Attempts to find funding have so far been unsuccessful, but significant educational work has been carried out: two exhibitions have been organized in the Peterhof library, several thematic articles were published in the editions Project Baltia, Architect and Architectural Almanac.

Another example of “revitalization” of the architectural heritage is the experience of revalorizing the estate of Grigory Yeliseyev in Estonian Toila-Oru. The summer residence of the merchant in the neo-baroque style with the surrounding park, terraces, stables and a greenhouse, built at the end of the 19th century, was destroyed during the Great Patriotic War. In 2014, a large-scale campaign was launched in Estonia to revitalize the manor, its individual buildings and the landscape. There is still a long way to go until full recovery, but modern technologies are coming to the rescue: the Blueray Company has created augmented reality software, with the help of which its users can find themselves on the territory of the Toila-Oru estate during its heyday, in the 1930s, when the first president Estonia, Konstantin Päts, lived here.

Maintain the Spirit of the Place: the History of the Arfa Villa

Another iconic object that Baranovsky built for his family was the Arfa Villa was not overlooked also. The brightest example of Art Nouveau, with a facade reminiscent of a musical instrument of the same name, was almost completely destroyed in 1944 (according to another version - earlier, during the Soviet-Finnish war of 1939-1940). To this day, only a two-level terrace has survived, on which the owners arranged chamber concerts (it also played the role of an observation deck overlooking the bay), a gazebo and a fantasy pond bowl in the form of an artist's palette. “Nowadays these artifacts are not protected in any way,” emphasized Elena Travina, historian, coordinator of the Old Dacha research group.

Elena Travina talks about the state of the Arfa Villa. Terrace of the Arfa villa, present day

In 2010, it was planned to build a town for the Constitutional Court here, but this idea was abandoned. The territory was transferred to a commercial real estate agency that had no intentions to preserve the remains of the heritage.

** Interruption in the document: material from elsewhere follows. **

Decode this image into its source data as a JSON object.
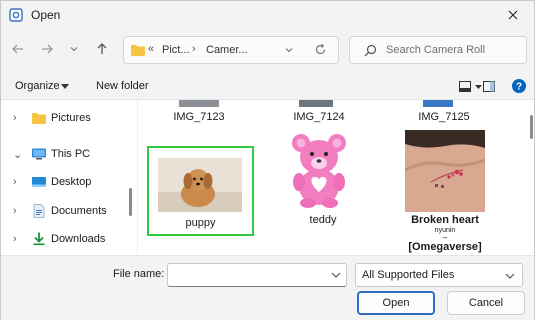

Recently it became known that Arfa has got new owners: it was acquired by Boris Eifman's theater. According to Elena Travina, this fact is unlikely to benefit the dacha (in the beginning of the fall, the media wrote about the conflict between the city rights defenders and the theater administration; the reason was the possible demolition and complete reconstruction of Basevich's house on Bolshaya Pushkarskaya Street to adapt to the needs of the Eifman Theater).

However, opposite opinions were also expressed. Thus, the head of the B2 architectural studio Felix Buyanov considers an optimistic scenario possible, believing that Boris Eifman's theater will be able to preserve the “spirit of the place” and competently revitalize the space.

You can view the recording of the round table here.

Gavriil Vasilyevich Baranovsky (1860–1920), an architect, architectural historian, publisher, graduated from the Institute of Civil Engineers and later taught there. He served in the Technical and Construction Committee of the Ministry of Internal Affairs, dealt with issues of construction legislation.

In 1894-1905 he published the Builder magazine, as one of the authors and the editor he prepared the fundamental "Architectural encyclopedia of the second half of the nineteenth century” book.